Na prática, o preço que pagamos pelos serviços gratuitos da Google e do Facebook, é a informação sobre nós que estas empresas monetizam directamente em dinheiro através da publicidade. Mas isso é ainda admissível do ponto de vista de modelos de negócio. Isto é, pelo facto de ver uma publicidade, não quer dizer que ceda à sua tentação, mas não é bem isso que me deixa perplexo.

Eric Schmidt quando era presidente da Google (agora trabalha para o Departamento de Defesa Americano) acreditava que os clientes querem que a Google «lhes diga o que eles devem fazer a seguir.» Ou seja, os algoritmos que orquestram os anúncios que vemos pela maior probabilidade de os clicar, passam, também, a orquestrar o que queremos, ou seja, a nossa própria vida. O modo como o faz é compreensível.

Os algoritmos, como filtros na internet, avaliam o que nós gostamos pelo que clicamos, comparam com as pessoas que clicaram o mesmo que nós e o que gostaram, e tenta extrapolar o que deveremos gostar a seguir para nos mostrar. Na prática, estes algoritmos (motores de busca, murais nas redes sociais, serviços de streaming, vendas online, etc.) criam um universo de informação único para a minha pessoa, de tal modo que duas pessoas que façam uma busca com a mesma palavra obtêm resultados diferentes. Experimentem.

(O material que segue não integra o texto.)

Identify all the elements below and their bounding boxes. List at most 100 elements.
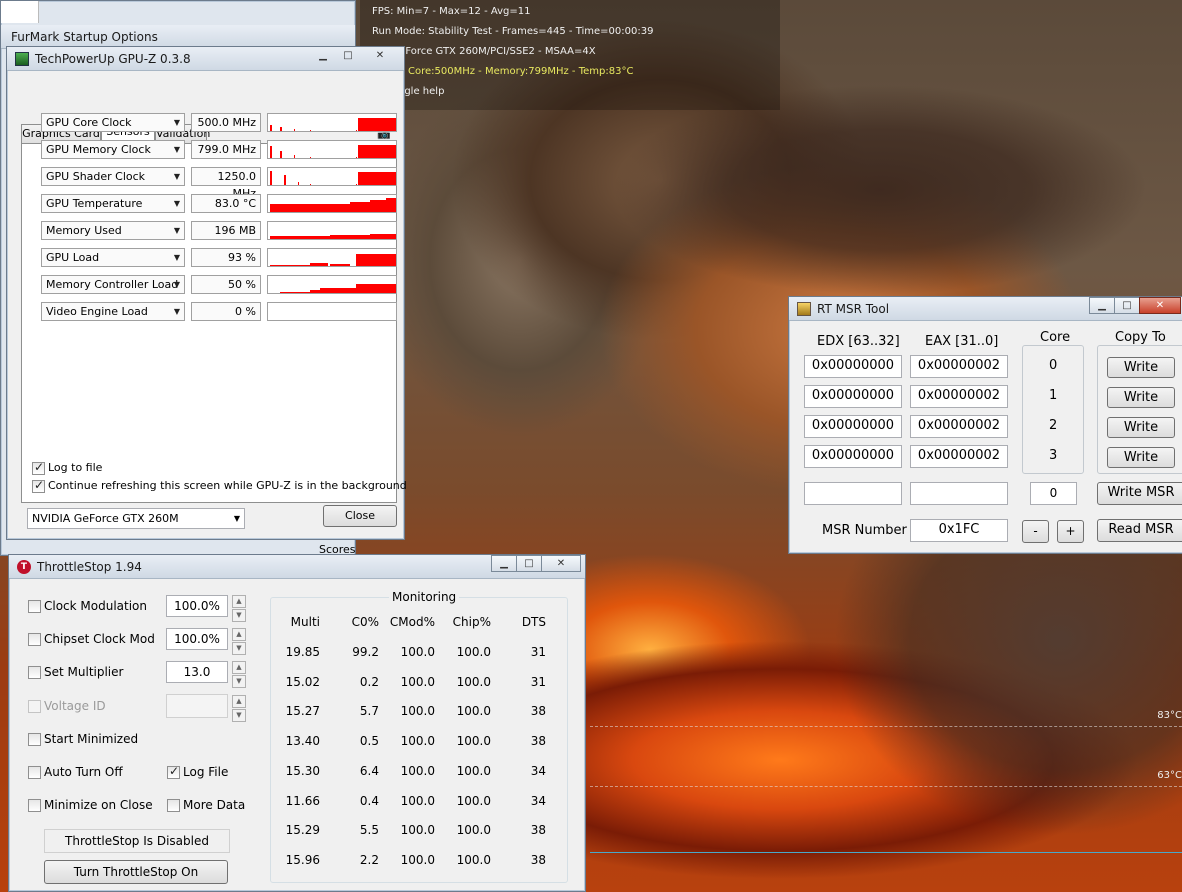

A esta experiência é o que a autora Eli Pariser chama de filtro-bolha que altera, fundamentalmente em nós, o modo como nos confrontamos com ideias e informação no mundo digital. Pois, esse filtro-bolha introduz três dinâmicas novas:

1. estás sozinho no filtro-bolha;

2. o filtro-bolha é invisível;

3. e não escolhes entrar no filtro-bolha.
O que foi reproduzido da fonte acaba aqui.